Response: Because of the purpose of second round transmission (as stated above) and the consideration of time and financial cost, we only performed i.c. inoculation in the second round and terminated the study at 330 dpi. As the reviewer suggested, we include the following sentence in the discussion. “In addition, a second round p.o. transmission may help to determine whether the disease can be serially transmitted via oral route, and whether the particular prion strain induced by orally fed recPrPSc has a preference for oral transmission.” (Lines 203-205 of the revised manuscript)

 

5- Indeed, the discussion is the weakest part in my opinion. I have some suggestions:

5.1. Adding a limitation section (for example, the low number of animals, the lack of quantification of PrPSc in the inocula,… )

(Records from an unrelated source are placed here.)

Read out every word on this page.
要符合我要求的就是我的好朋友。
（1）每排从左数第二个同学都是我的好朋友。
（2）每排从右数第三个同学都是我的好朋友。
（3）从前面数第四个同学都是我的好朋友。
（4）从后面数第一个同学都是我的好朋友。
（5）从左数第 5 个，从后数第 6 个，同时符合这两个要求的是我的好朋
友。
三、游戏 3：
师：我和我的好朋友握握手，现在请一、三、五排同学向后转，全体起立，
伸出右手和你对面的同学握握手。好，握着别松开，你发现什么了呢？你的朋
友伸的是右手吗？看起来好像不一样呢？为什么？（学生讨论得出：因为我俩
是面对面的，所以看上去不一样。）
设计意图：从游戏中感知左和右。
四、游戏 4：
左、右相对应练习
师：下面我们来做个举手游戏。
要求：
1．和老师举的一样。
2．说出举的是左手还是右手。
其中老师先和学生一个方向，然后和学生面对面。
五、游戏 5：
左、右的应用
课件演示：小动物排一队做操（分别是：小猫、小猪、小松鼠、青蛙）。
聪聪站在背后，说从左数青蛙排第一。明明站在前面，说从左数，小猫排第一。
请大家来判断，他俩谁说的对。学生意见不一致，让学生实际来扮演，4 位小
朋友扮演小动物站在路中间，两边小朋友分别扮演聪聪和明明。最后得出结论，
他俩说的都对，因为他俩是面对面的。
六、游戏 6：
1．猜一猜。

Response: We thank the reviewer for the excellent suggestion. A paragraph is added in lines 199-205, “In future studies, the infectivity of the inocula should be carefully titrated by i.c. inoculation. The dosage of orally fed recPrPSc can be increased and if necessary, the inocula can be concentrated by centrifugation. Together with increasing the size of the experimental group, these measures will allow us to accurately compare the rate of oral transmissibility of recPrPSc to that of DBH. In addition, a second round p.o. transmission may help to determine whether the disease can be serially transmitted via oral route, and whether the particular prion strain induced by orally fed recPrPSc has a preference for oral transmission.”

 

5.2. Comparing the attack rate of orally fed recPrPSc and DBH, and stating it is a little bit higher, but in a similar range is rather speculative. With the low number of animals used and the results obtained 1/6 vs. 1/11, it is just possible to say that these rate were lower than those of i.c.. But the low number of animals makes impossible to extract any other conclusions statistically supported by data (for instance, attack rate could either be 20% or 1%, impossible to guess it).

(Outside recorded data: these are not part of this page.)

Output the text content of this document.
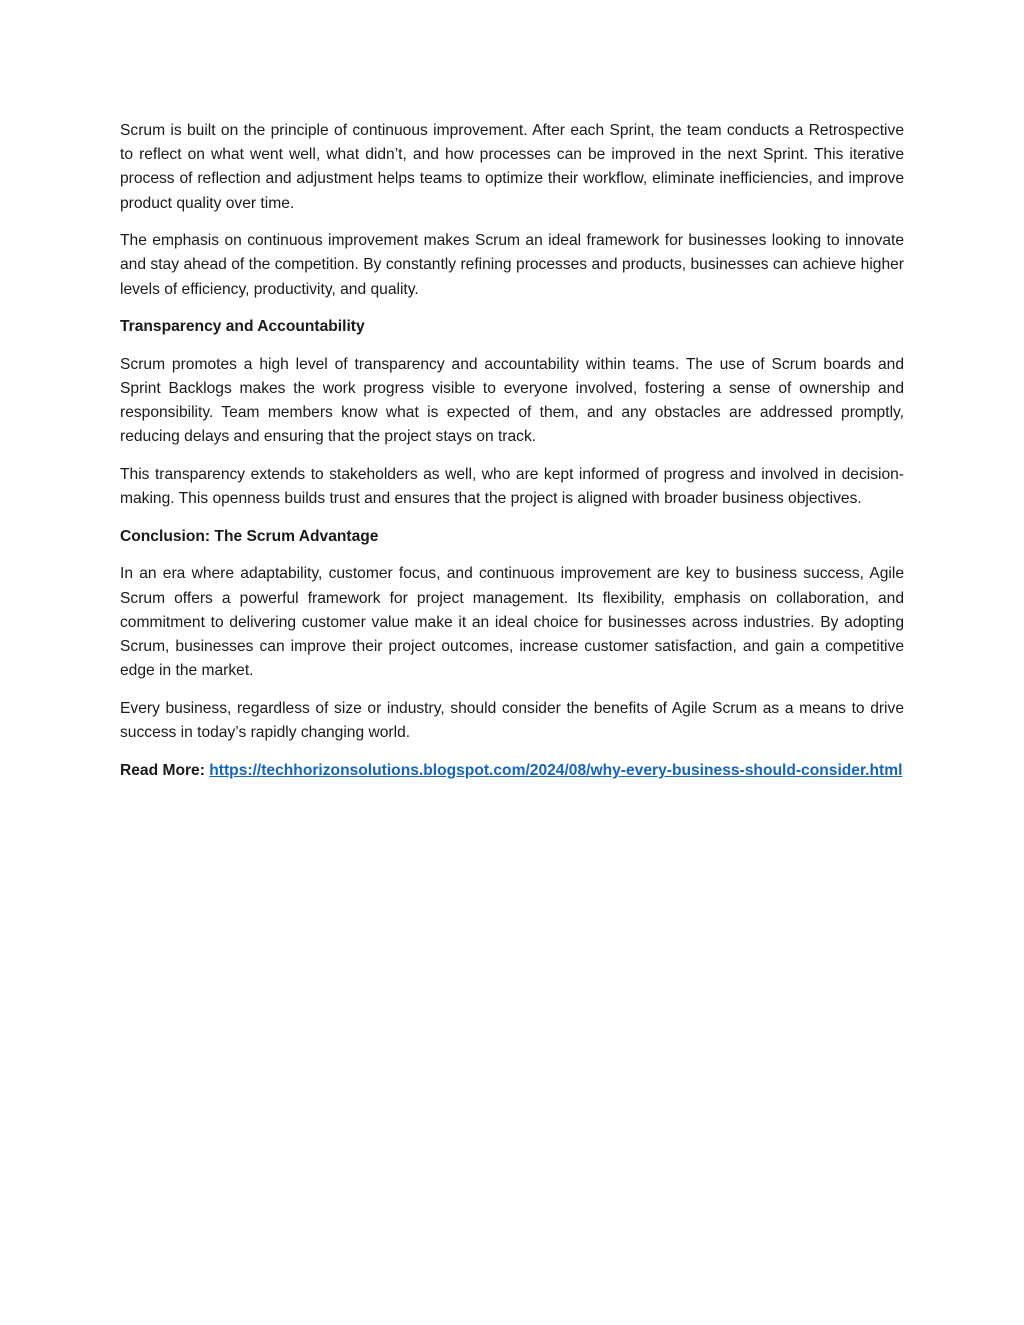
Scrum is built on the principle of continuous improvement. After each Sprint, the team conducts a Retrospective to reflect on what went well, what didn’t, and how processes can be improved in the next Sprint. This iterative process of reflection and adjustment helps teams to optimize their workflow, eliminate inefficiencies, and improve product quality over time.

The emphasis on continuous improvement makes Scrum an ideal framework for businesses looking to innovate and stay ahead of the competition. By constantly refining processes and products, businesses can achieve higher levels of efficiency, productivity, and quality.

Transparency and Accountability

Scrum promotes a high level of transparency and accountability within teams. The use of Scrum boards and Sprint Backlogs makes the work progress visible to everyone involved, fostering a sense of ownership and responsibility. Team members know what is expected of them, and any obstacles are addressed promptly, reducing delays and ensuring that the project stays on track.

This transparency extends to stakeholders as well, who are kept informed of progress and involved in decision-making. This openness builds trust and ensures that the project is aligned with broader business objectives.

Conclusion: The Scrum Advantage

In an era where adaptability, customer focus, and continuous improvement are key to business success, Agile Scrum offers a powerful framework for project management. Its flexibility, emphasis on collaboration, and commitment to delivering customer value make it an ideal choice for businesses across industries. By adopting Scrum, businesses can improve their project outcomes, increase customer satisfaction, and gain a competitive edge in the market.

Every business, regardless of size or industry, should consider the benefits of Agile Scrum as a means to drive success in today’s rapidly changing world.

Read More: https://techhorizonsolutions.blogspot.com/2024/08/why-every-business-should-consider.html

Response: We agree with the reviewer. The paragraph is now changed to “Notably, the attack rate of orally fed DBH is only 1 out of 6 mice in our study, which is also significantly lower than that of i.c. inoculation (Fig 1B and table 1).” (lines 194-196 of the revised manuscript).

 

5.3. I miss a discussion on the implications of these findings. Besides the “strong experimental evidence to support prion hypothesis”, which is already demonstrated by many others, I think there are implications for biosafety. If PMCA products are infective just with oral administration, what about the products of RT-QuIC for instance? (which in many diagnostic labs are treated as P1 biosafety level material). Some discussion about these biosafety issues could be of interest to the readers.

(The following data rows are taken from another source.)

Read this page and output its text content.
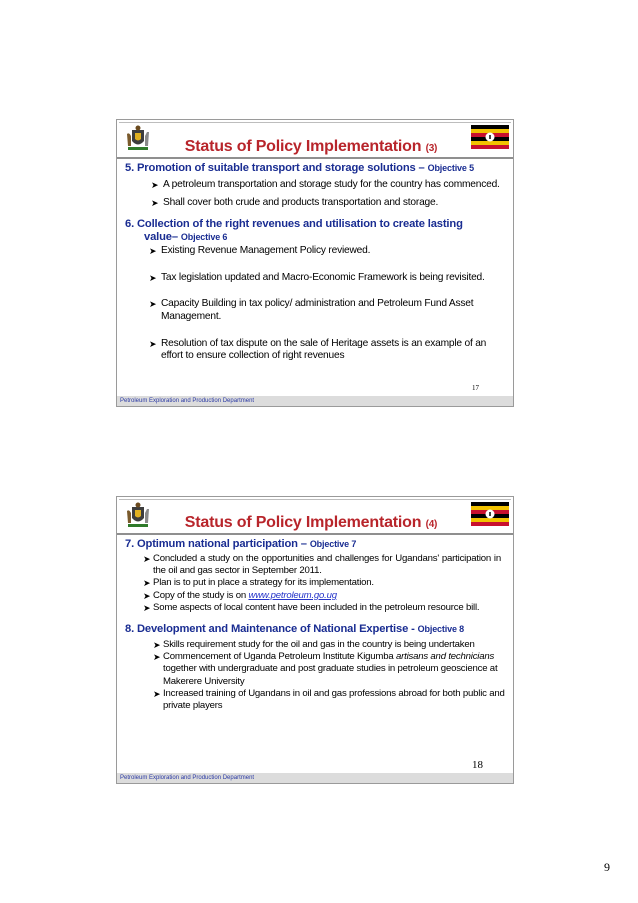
Status of Policy Implementation (3)
5. Promotion of suitable transport and storage solutions – Objective 5
➤ A petroleum transportation and storage study for the country has commenced.
➤ Shall cover both crude and products transportation and storage.
6. Collection of the right revenues and utilisation to create lasting
value– Objective 6
➤ Existing Revenue Management Policy reviewed.
➤ Tax legislation updated and Macro-Economic Framework is being revisited.
➤ Capacity Building in tax policy/ administration and Petroleum Fund Asset Management.
➤ Resolution of tax dispute on the sale of Heritage assets is an example of an effort to ensure collection of right revenues
17
Petroleum Exploration and Production Department
Status of Policy Implementation (4)
7. Optimum national participation – Objective 7
➤ Concluded a study on the opportunities and challenges for Ugandans' participation in the oil and gas sector in September 2011.
➤ Plan is to put in place a strategy for its implementation.
➤ Copy of the study is on www.petroleum.go.ug
➤ Some aspects of local content have been included in the petroleum resource bill.
8. Development and Maintenance of National Expertise - Objective 8
➤ Skills requirement study for the oil and gas in the country is being undertaken
➤ Commencement of Uganda Petroleum Institute Kigumba artisans and technicians together with undergraduate and post graduate studies in petroleum geoscience at Makerere University
➤ Increased training of Ugandans in oil and gas professions abroad for both public and private players
18
Petroleum Exploration and Production Department
9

Response: Biosafety is a concern, but the product of RT-QuIC has never been proved to be infectious in animals. In addition, the newer RT-QuIC uses hamster PrP90-231, which further improves the safety. That been said, we do understand reviewer’s concern. We added a sentence in the discussion to emphasize the point that in vitro conversion of normal recombinant protein can become a disease-causing agent. “…which provides the first example that an in vitro generated pathogenic conformer of a recombinant protein is able to cause a fatal neurodegenerative disease via oral route.” (Lines  236-238 of the revised manuscript)

 

6- Formal aspects:

6.1- In fig 3A, there are many overlapping observations, so basically only 3 colours remain visible. Please present the plot in a way that results more clearly, or if necessary, group all mice that did not die in one single line colour/format.

Response: See response to reviewer 1’s main comment #2.

 

6.2- In fig 3B, “C2” and “C3” nomenclature creates misunderstanding, because these lanes are not control lanes, (if I’m not wrong) they just refer to the positive results obtained with mice #9 #19 homogenates. I think it is better to follow a uniform nomenclature and refer to these lanes the same way as the other lanes (the first letter representing the 1st round mouse number)

Response: We agree. They are now changed to 9-3 and 19-4.